Agentic systems are moving into the parts of healthcare where they touch patients directly. Care navigation that decides what a person hears next. Documentation that becomes part of the record. Patient engagement that speaks in the institution's voice. These systems do not fail like a broken button fails. They fail plausibly: a confident wrong answer, a subtle drift, a behavior that was fine in testing and is not fine in the long tail of real use.
That failure mode demands a role most teams do not yet have a name for. Call it the safety and evaluation engineer. They build the evaluation harness, define the failure taxonomy, and own the single hardest question in the building: how do we know this is safe to ship? Not whether it demos well. Whether it is safe, in the cases that matter, in a form you can defend.
Founders tend to discover they need this role late, usually after an incident or a near miss. The companies that do it well hire for it before the agent ships, while the harness can still shape the product rather than chase it.
Where these people come from
There is no clean pipeline for this role yet, which is exactly why it is hard to fill and easy to fill badly. The strong candidates come from three directions, and each brings half of what you need.
- ML engineers who have built evaluation systems for production models. They understand how models fail and how to measure it, but may underweight the clinical stakes.
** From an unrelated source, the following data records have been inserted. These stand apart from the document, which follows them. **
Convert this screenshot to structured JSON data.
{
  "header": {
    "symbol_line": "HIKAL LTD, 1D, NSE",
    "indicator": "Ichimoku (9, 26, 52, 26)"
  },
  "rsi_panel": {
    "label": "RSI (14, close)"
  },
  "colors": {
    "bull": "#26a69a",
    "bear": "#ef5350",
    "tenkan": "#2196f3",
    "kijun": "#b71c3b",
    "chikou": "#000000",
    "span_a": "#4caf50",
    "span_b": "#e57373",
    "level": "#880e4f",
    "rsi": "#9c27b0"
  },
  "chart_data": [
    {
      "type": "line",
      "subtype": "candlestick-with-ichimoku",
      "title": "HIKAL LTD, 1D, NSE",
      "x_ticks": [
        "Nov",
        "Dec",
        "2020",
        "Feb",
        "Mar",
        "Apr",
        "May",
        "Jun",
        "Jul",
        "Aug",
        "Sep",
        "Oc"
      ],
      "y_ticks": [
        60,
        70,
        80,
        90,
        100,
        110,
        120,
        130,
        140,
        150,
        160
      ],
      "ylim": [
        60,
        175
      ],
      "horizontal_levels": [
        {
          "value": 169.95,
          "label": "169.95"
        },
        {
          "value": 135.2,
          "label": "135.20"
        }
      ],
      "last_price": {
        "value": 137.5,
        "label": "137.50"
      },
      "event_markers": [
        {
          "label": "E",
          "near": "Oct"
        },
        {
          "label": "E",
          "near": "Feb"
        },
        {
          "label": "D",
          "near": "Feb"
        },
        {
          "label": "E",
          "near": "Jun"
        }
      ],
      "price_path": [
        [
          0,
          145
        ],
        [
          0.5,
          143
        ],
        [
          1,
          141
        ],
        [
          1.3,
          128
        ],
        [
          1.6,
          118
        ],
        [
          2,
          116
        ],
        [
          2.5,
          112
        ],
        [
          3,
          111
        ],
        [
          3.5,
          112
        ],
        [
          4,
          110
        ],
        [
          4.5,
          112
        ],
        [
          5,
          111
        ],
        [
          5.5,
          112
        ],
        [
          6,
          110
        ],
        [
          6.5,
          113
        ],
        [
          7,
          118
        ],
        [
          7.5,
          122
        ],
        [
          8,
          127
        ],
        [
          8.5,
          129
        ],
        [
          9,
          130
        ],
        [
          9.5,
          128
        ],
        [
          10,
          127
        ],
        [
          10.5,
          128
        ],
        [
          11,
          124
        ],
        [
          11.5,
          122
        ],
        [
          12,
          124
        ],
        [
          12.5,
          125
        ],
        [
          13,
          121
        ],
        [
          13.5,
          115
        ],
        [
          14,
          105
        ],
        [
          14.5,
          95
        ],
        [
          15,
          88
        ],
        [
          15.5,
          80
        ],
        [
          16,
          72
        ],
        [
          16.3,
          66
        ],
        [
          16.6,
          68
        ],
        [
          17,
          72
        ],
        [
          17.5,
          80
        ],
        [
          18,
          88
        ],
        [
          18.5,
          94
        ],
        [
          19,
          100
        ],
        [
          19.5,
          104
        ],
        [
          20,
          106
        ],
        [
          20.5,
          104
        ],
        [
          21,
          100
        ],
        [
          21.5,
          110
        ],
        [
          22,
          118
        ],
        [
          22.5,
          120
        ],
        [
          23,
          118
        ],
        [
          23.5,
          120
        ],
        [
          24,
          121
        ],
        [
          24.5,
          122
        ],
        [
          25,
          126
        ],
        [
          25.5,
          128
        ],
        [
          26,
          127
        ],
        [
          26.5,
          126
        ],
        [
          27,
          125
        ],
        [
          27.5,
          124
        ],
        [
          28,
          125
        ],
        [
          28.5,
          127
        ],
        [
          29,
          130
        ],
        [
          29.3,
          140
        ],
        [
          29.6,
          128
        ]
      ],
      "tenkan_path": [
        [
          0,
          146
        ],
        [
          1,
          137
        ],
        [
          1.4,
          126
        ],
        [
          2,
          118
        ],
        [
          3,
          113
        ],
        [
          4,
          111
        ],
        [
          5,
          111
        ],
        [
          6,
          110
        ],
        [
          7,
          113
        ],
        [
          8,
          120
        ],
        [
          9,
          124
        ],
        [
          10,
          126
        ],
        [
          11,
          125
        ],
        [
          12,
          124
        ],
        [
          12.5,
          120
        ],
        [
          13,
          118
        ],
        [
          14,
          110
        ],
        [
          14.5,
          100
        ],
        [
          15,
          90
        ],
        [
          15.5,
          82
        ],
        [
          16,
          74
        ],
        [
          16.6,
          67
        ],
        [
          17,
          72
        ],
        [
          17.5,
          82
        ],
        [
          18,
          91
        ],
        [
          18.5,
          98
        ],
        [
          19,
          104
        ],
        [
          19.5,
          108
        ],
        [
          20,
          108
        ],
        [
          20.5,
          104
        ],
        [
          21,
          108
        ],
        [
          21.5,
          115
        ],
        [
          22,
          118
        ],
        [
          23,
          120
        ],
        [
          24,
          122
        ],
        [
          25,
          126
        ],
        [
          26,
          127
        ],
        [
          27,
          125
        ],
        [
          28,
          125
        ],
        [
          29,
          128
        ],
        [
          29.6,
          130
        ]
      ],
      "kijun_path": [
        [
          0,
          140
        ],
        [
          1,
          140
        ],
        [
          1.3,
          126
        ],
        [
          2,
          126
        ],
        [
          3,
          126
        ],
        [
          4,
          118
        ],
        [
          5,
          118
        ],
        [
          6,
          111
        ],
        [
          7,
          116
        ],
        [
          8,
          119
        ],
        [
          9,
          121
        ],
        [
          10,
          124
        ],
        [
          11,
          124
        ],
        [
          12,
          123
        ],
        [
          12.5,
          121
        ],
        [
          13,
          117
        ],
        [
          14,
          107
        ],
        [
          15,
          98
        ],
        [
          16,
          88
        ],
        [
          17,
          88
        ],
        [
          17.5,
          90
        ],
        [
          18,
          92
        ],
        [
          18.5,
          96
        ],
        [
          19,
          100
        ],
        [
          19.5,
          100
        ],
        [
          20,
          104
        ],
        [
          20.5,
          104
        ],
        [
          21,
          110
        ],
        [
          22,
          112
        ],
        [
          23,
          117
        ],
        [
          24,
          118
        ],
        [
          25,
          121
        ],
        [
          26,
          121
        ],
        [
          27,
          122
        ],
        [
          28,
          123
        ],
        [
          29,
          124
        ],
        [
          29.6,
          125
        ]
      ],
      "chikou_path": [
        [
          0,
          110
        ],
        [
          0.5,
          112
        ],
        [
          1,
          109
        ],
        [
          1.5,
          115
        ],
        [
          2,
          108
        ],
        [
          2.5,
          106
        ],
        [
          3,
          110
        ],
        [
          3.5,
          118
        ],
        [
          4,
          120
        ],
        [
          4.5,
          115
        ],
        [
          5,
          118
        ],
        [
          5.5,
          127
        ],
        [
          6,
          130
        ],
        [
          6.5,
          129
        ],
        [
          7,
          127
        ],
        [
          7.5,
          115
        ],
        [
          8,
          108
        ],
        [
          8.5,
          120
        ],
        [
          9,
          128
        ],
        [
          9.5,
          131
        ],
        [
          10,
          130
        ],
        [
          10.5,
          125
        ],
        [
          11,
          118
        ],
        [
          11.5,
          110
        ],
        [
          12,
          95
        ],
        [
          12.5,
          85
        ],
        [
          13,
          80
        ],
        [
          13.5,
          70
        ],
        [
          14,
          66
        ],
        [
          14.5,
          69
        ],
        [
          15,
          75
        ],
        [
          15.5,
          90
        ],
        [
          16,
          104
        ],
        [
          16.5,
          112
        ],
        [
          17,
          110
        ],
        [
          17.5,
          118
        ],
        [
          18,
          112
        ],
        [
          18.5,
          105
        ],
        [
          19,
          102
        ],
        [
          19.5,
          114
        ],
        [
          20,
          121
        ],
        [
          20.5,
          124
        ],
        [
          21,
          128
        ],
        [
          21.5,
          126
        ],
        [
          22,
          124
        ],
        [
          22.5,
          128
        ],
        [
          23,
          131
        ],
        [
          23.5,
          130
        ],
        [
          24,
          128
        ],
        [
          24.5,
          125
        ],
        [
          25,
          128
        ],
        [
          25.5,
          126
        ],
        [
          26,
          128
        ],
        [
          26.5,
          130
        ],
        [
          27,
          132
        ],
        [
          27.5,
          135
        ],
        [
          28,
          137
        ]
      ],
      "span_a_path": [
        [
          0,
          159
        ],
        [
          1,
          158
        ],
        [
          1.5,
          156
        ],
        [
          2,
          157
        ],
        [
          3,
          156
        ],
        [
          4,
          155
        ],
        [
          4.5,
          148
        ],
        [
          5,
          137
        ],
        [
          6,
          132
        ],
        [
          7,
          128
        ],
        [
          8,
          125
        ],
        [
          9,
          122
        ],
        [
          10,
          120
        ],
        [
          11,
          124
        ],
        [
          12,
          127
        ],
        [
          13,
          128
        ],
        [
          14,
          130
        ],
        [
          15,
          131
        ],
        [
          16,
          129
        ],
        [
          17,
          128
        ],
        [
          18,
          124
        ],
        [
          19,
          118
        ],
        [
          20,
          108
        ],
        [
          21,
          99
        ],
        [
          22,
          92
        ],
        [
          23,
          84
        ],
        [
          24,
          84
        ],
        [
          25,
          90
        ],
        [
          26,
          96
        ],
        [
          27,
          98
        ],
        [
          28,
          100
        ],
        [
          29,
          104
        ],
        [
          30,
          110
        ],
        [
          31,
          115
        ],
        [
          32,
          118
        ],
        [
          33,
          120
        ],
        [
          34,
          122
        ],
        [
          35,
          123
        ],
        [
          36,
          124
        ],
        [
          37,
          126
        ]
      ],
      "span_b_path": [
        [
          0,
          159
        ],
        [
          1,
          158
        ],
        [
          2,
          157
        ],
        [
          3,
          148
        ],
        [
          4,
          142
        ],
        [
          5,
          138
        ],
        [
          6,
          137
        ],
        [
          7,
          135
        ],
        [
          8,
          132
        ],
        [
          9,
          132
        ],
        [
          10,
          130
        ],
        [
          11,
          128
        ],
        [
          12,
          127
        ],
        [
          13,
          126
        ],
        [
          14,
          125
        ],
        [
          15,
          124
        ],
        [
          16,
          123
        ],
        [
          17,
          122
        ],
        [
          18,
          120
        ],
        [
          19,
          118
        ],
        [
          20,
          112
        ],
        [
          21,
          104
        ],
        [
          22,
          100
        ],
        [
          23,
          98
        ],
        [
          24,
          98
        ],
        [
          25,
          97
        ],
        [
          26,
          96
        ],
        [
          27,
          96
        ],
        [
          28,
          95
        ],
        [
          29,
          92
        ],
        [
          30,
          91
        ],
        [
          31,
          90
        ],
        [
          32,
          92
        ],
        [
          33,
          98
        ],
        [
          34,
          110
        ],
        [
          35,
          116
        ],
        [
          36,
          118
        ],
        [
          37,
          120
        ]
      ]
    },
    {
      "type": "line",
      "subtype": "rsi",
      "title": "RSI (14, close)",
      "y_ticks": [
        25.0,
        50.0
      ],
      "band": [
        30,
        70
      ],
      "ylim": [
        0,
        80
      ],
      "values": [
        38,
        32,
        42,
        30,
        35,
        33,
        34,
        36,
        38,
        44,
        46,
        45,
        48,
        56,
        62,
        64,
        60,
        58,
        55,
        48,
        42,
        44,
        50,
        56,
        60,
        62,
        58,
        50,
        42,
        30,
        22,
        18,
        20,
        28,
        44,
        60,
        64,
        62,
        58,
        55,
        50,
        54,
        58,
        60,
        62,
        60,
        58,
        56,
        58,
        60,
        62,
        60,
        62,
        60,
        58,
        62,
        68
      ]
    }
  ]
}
- QA and test leaders from regulated software. They know how to design for failure, document evidence, and think adversarially, but may be new to the open-endedness of agents.
- Clinical informaticists. They know what a dangerous output actually looks like in a care setting, but may need an engineering partner to build the harness around that judgment.
The best hire is rarely a perfect blend of all three. It is usually someone strong in one with genuine curiosity about the others: an ML engineer who keeps asking the clinician what would actually hurt a patient, or a clinical informaticist who has taught themselves to think in test coverage. Curiosity across the boundary is the trait that ages well. The person who treats the other two disciplines as someone else's problem will build a harness that misses the failures those disciplines would have caught.
Why the role must be separate
The single most important structural decision is this: the person who decides whether the agent is safe to ship cannot report into, or be measured by, the team racing to ship it. Not because feature engineers are careless. Because incentives are gravity. A team rewarded for shipping will, without any bad intent, find reasons the evaluation results are good enough. The pressure is constant and the rationalizations are reasonable, and that is precisely why the judgment cannot live inside the shipping team.
Separation does not mean adversarial. The evaluation engineer should sit close to the builders, understand the system deeply, and care about shipping too. But the call on safety, and the harness that informs it, has to be insulated from the deadline. When the two roles collapse into one person or one team, the evaluation quietly bends to the roadmap, and you find out it bent only when something reaches a patient that should not have.
A team paid to ship will always find a reason the evals look fine. Insulate the judgment, or the deadline will make it for you.
What good looks like in a portfolio review
This is a role you evaluate by looking at what someone has built, not what they can describe. Ask the candidate to walk you through an evaluation system they own. The work tells you almost everything.
Listen for whether they think in failure taxonomies, whether they can name the categories of ways their system went wrong, ranked by severity, rather than a single accuracy number. A real evaluation engineer has a mental map of the failure surface and can tell you which corners of it are well covered and which keep them up at night. The candidate who only talks about aggregate scores has not yet learned that the average hides the cases that matter.
Listen for how they handle the long tail and the ambiguous case. Anyone can evaluate the clear-cut examples. The skill is in the cases where the right answer is contested, where they had to define what correct even means, and where they had to build a process (human review, escalation, sampling) for the things automated metrics could not catch. And listen for how they decide when something is safe to ship: the strong ones have a threshold they can defend, an account of the residual risk they accepted, and a memory of a time they said no.
- Show me your failure taxonomy for a system you evaluated. How did you build it, and what was in the most severe category?
- Tell me about a case where the metrics looked fine and the behavior was not. How did you catch it?
- How do you evaluate something where reasonable people disagree on the right answer?
- Describe a time you recommended against shipping. What was the evidence, and what happened next?
Hiring the conscience of the system
We score this role on a calibrated scorecard built with the founder and the clinical lead together, because no single discipline can define the bar alone. The weighting rewards demonstrated judgment about failure over raw model-building skill, and it rewards the candidate who has said no and lived with the consequences over the one who has only ever made things work.
This person becomes, in practice, the conscience of the system: the one who can stand in front of a regulator, a clinician, or your own board and say how you know it is safe. Hire them early, give them the independence the role requires, and let the harness they build shape the product before the product ships. The alternative is to build the harness after the incident, which is the most expensive time to learn what it should have caught.